Emile Cubeisy, Managing Director of IV Holdings, a venture capital firm that invests in technology companies in the Middle East, says the acquisition “is an important milestone, in that it proves to Arab entrepreneurs that if you focus on building true value in your businesses, execute patiently and with professionalism, and go through the full stages of growth, real exit opportunities will emerge.”
While IV Holdings is one a handful of regional venture capital firms, U.S. technology giants like Intel Corp. (INTC), Microsoft Corp. (MSFT) and Cisco Systems Inc. (CSCO) began investing a while ago with other U.S. investment firms slowly following their lead.
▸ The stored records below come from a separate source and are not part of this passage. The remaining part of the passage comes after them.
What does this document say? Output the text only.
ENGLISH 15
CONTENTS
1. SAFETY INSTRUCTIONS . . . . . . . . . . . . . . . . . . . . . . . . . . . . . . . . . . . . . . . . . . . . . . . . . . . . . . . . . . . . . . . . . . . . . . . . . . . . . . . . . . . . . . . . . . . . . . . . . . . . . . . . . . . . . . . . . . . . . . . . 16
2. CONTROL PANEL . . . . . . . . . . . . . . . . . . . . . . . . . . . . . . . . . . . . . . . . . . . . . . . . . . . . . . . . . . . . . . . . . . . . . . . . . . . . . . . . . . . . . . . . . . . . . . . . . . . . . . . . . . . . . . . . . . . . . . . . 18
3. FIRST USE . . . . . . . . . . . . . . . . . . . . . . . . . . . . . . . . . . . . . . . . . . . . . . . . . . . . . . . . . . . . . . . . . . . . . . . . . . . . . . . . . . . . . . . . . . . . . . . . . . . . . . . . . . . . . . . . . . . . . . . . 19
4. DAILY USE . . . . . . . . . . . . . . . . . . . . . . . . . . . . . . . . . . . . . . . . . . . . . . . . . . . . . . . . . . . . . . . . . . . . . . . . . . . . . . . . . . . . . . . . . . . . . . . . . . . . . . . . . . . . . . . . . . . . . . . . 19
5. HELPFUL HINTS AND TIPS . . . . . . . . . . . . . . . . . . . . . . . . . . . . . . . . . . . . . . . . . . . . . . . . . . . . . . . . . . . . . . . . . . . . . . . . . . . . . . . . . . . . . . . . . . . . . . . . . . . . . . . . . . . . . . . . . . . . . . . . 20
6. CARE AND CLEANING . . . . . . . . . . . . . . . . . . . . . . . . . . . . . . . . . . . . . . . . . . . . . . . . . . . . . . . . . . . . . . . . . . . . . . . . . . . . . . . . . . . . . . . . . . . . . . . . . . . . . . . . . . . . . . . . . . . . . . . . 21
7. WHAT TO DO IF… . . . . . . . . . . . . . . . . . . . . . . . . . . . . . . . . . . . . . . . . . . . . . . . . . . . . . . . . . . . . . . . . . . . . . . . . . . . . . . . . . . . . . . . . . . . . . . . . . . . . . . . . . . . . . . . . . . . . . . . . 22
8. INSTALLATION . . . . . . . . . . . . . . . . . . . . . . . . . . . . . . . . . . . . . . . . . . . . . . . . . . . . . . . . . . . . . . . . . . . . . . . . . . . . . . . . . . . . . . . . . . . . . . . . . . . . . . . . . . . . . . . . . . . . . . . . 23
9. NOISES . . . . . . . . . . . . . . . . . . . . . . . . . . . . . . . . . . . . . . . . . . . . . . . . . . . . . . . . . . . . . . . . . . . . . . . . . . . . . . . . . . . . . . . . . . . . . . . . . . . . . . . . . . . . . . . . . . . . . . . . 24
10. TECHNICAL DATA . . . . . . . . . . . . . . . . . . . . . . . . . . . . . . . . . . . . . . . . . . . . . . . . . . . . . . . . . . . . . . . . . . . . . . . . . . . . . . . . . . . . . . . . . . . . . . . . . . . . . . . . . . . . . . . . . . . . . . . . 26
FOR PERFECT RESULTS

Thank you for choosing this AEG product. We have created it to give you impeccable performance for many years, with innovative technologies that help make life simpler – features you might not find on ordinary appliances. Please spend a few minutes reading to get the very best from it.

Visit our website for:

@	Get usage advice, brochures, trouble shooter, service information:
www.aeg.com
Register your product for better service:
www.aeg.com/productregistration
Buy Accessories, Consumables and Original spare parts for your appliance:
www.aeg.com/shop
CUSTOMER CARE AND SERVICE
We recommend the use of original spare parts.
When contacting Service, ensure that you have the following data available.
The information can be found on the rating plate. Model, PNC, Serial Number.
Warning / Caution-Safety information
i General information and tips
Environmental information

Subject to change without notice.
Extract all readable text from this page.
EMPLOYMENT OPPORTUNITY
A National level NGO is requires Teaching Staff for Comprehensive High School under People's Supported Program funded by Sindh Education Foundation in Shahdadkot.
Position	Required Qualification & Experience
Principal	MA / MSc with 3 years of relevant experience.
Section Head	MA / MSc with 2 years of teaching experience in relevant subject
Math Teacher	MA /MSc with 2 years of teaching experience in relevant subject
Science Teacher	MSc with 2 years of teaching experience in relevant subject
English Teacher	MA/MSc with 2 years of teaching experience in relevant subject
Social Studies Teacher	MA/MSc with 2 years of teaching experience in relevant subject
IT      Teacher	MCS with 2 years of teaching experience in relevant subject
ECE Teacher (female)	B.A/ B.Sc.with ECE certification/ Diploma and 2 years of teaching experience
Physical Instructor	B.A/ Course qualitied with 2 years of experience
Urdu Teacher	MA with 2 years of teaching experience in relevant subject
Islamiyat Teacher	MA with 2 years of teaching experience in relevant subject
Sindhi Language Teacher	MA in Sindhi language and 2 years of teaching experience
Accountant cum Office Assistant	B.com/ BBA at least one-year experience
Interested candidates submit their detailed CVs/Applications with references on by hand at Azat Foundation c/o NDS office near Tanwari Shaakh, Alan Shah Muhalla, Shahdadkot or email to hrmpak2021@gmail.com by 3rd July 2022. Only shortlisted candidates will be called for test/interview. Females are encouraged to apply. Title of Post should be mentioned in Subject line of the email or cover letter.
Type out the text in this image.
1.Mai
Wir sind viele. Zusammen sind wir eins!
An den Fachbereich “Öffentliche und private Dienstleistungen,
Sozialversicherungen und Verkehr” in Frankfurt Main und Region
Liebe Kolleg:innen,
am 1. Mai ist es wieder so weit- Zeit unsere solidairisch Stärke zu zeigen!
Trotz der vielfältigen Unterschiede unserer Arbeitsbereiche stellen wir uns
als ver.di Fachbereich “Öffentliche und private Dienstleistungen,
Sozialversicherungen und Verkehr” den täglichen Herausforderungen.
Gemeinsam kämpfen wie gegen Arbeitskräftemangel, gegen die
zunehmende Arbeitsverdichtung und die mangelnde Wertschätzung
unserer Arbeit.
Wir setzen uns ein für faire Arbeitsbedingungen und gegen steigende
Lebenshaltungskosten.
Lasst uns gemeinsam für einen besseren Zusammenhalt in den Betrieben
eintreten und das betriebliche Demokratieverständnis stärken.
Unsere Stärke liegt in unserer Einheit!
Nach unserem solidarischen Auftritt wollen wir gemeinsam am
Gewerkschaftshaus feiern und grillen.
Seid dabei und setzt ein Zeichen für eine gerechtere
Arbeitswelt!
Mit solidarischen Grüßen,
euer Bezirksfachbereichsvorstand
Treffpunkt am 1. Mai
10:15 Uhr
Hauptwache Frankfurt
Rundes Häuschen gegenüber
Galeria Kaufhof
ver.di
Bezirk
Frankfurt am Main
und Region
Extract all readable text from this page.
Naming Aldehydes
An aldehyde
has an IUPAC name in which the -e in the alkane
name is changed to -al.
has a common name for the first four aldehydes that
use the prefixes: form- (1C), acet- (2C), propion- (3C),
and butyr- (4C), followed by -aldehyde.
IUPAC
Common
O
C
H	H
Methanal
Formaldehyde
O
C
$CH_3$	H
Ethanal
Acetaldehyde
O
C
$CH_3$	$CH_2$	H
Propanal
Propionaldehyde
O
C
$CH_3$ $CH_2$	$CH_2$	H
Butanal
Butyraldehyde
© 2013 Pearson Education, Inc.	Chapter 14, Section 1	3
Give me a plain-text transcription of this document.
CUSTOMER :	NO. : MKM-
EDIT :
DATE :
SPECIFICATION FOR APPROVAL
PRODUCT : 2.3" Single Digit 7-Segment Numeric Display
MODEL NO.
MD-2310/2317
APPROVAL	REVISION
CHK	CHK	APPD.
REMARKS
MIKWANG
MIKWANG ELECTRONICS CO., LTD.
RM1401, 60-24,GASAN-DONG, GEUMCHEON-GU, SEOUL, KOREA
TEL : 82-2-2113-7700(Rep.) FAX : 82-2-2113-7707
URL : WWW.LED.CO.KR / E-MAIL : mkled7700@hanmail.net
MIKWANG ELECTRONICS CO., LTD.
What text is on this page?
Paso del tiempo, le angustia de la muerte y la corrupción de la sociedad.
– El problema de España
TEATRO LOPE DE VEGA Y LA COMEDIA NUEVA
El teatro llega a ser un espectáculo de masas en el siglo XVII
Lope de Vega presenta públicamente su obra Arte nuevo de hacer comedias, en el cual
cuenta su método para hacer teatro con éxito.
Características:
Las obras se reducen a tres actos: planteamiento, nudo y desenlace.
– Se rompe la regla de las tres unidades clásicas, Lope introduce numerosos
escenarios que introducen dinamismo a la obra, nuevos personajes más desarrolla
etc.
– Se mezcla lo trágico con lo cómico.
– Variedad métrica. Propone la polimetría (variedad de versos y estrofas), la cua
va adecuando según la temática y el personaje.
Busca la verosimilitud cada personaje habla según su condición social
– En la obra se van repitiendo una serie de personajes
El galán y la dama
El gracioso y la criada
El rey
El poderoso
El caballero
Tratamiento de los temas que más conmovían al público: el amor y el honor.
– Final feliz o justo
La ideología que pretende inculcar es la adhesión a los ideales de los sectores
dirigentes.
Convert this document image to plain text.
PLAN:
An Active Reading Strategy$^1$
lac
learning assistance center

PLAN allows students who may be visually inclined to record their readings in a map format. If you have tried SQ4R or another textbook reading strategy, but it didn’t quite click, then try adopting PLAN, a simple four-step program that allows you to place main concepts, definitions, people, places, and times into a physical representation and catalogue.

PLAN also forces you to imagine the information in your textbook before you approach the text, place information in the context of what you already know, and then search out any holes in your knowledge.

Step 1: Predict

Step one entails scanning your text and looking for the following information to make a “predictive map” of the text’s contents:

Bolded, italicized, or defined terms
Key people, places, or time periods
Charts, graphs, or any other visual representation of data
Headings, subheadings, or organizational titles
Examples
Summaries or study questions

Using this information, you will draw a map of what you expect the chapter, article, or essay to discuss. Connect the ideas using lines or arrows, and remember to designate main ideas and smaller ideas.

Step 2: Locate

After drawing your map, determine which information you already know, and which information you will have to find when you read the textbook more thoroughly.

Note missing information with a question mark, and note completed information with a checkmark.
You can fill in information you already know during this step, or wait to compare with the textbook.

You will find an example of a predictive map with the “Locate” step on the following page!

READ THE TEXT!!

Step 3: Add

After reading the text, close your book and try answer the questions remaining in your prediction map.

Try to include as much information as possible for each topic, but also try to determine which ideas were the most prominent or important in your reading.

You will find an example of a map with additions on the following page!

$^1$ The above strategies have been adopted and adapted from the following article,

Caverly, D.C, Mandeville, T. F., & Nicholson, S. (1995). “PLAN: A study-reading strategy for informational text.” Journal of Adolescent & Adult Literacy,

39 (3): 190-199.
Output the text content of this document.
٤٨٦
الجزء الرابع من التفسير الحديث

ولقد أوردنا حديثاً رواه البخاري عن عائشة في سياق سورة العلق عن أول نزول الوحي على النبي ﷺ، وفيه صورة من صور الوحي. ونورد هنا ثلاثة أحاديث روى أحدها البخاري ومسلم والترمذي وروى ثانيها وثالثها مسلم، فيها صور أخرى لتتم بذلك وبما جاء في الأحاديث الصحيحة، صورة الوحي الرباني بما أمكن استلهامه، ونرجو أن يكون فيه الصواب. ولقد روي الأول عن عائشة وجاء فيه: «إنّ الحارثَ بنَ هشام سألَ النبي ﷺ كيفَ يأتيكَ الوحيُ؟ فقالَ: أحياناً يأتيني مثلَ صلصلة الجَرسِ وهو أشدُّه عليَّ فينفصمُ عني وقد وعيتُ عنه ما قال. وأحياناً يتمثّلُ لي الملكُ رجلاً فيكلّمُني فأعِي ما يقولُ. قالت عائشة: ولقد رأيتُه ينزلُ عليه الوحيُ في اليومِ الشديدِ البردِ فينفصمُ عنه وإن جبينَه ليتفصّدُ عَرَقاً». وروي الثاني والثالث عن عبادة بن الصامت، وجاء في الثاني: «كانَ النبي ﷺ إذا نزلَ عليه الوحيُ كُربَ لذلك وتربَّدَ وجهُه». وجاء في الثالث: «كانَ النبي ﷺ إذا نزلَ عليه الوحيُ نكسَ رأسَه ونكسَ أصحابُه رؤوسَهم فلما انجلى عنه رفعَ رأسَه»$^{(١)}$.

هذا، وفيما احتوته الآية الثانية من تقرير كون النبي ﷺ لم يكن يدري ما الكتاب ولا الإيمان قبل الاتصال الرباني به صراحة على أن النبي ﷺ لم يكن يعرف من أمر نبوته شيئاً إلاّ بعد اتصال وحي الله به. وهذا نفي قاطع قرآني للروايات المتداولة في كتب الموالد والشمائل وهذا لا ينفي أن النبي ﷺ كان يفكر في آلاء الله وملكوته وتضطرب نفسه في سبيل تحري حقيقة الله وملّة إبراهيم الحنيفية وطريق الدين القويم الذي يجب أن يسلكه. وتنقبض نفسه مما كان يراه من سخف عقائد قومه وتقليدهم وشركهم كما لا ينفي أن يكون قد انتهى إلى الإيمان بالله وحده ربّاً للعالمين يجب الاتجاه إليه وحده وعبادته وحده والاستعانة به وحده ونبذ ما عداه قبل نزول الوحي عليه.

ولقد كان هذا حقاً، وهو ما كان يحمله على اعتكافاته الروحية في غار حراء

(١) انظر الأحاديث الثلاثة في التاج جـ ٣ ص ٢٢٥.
Tiger Global Management, a U.S. investment firm, was amongst the largest stakeholders of the company.
Maktoob.com’s acquisition will now make it increasingly harder to ignore the 300 million audience that comprise the greater Middle East.
Maktoob.com’s accomplishment wasn’t without its difficulties. In the typical investment cycle of technology startups, an investment lasts between five to seven years. For Maktoob.com, it took nearly twice as long.
Throughout the region, nearly 13 years after the Internet was introduced, entrepreneurs still refer to the technology market as being in its infancy. Ahmad Humeid, perhaps the region’s earliest serial tech-entrepreneur, observes that regionally e-commerce activity and quality of Internet content remain “dismal” with Middle Eastern nations widely censoring the Internet, and the overall environment for technology companies remains bleak.
Clearly, the Middle East hasn’t done as well as other global technology hubs including Israel, Europe and Asia, all of which can point to billion-dollar companies from their shores. It is rumored that Yahoo! acquired Maktoob for around $85 million to $100 million. While this amount is significant for Jordan and the region given its small scale, it wouldn’t move the needle in Shanghai, London, or Tel Aviv.
Yet Maktoob.com, with its widespread reach, did move the needle enough in Sunnyvale, Calif., for Yahoo! to move off the sidelines. The acquisition has done for Jordan and the region what AOL’s acquisition of Mirabilis, the maker of the chatting client ICQ, did for Israel nearly a decade earlier: it has provided vital lifeblood for technology-based entrepreneurship.
For all of Ahmad Humeid’s pessimism, he remarks that for him the acquisition “represents a real breakthrough. It sort of gives me a push to hold on to the dream of building something worthwhile on the ‘Arab Internet.’ “
Regionally, that type of hope is worth much more than whatever Yahoo! paid to acquire Maktoob.com.